‘I’m so sorry,’ she whispered. ‘I just don’t want to do this on my own.’
Isaac took her hand. ‘It’s fine. I’m not going anywhere.’
Sophia’s forehead creased. ‘I think she thought you’d done this to me.’
Bile rose in his throat. ‘Unfortunately, that’s not an irrational thought.’
Her eyes became liquid. ‘That’s so awful.’
‘I know.’
Reaching forward, he wiped her tears away with the pad of his thumb. ‘I’m so sorry this has happened.’
Sophia tried to smile, but her lower lip was wobbling. ‘This year has been the absolute worst. I’d like to think things came in threes, but this is the fifth awful thing that’s happened and it’s still only July.’
Isaac clenched his jaw, holding back his own emotion. Like Eveline, Sophia was one of the kindest souls he’d ever met and didn’t deserve the hand she’d been dealt.
She swallowed. ‘Isaac…’
‘Yes, love.’
The endearment slipped out without him realising, but Sophia’s expression didn’t change. Had she even noticed?
‘Am I to blame for all the awful things that have happened to me this year?’
‘No! Of course not.’
‘But… What about my prarabdha?

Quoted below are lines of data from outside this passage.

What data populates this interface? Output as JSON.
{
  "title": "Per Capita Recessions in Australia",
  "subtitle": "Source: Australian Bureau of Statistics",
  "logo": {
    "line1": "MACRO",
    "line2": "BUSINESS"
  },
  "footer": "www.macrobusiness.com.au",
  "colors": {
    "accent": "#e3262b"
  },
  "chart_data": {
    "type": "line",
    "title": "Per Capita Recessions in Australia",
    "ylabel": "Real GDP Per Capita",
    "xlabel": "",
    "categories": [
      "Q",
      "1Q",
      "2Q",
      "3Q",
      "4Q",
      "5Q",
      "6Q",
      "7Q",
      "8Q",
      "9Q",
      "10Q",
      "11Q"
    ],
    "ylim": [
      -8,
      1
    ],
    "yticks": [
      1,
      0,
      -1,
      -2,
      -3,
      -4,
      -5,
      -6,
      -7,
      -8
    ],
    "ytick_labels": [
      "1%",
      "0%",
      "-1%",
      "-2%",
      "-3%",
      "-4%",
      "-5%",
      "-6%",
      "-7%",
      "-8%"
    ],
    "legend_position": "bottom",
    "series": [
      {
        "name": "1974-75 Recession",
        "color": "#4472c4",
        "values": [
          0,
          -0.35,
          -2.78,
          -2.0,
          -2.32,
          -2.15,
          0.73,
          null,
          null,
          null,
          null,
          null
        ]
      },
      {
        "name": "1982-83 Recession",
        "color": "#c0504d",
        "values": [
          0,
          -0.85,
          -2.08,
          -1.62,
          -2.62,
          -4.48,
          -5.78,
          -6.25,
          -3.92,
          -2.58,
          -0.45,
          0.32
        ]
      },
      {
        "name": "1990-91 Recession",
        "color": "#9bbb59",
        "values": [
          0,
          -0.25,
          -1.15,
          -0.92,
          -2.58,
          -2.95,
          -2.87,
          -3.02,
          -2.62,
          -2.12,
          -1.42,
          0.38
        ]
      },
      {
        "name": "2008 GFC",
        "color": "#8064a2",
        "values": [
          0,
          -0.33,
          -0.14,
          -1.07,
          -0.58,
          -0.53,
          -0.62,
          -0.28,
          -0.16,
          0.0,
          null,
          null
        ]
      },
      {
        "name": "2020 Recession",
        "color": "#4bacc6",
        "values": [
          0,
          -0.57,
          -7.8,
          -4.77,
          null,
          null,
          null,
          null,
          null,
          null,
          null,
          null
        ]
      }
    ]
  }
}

The karma from my past lives that I’m meant to reap in this one.’
Isaac knew about the different forms of karma, but when someone as lovely as Sophia was suffering, he struggled to understand it.
‘When people have been breaking down and crying, Swami Saraswati, Mohan and Anisha say it’s because we’re burning off negative karma,’ she continued. ‘But I think it’s more to do with the fact we’re hungry, sleep-deprived, and overwhelmed with information.’
Isaac had heard the ‘burning off negative karma’ explanation given for people’s tears so many times, but had never questioned it before.
‘But if karma is real, was I a truly terrible person in a past life? How Marcus treated me; the affairs, the drugs, the dig. And what happened to my dad this year? Is it all my fault?’
Isaac knew he should talk to Sophia about resilience and fortitude. About having a strong yoga practice to neutralise negative prarabdha and build positive agami karma for the future. But his throat was dry.
He swallowed. ‘Maybe you’re so lovely in this life, your next one will be perfect.’
‘But I don’t care about my next life. I’m living in this one. This is what’s real to me.’
Isaac’s heart twisted as he gazed at the tears tracking down Sophia’s blood-stained cheeks, the dark hollows under her eyes. He’d been so sure about every aspect of yoga he’d been taught, but now questions were forming like tiny cracks on the surface of a frozen lake in the springtime.
‘Maybe,’ he began, his voice low as he spoke his heresy, ‘the idea of karma is there to help us understand why bad things happen to good people and good things happen to bad people.’
‘Do you really believe that?’ she whispered.
He squeezed her hand. ‘I believe that none of this is your fault and you don’t deserve any of it. You’re the best of people, Sophia, and… and I—’
The curtain was swept aside, and a woman entered the cubicle, pushing a small trolley.
‘Oh dear, you are in a pickle,’ she said, then snapped on a pair of latex gloves. ‘My name’s Tonya. I’m one of the doctors here.’
Doreen arrived and passed Isaac a clipboard and pen. ‘Can you fill this out while the doctor’s taking care of your wife?’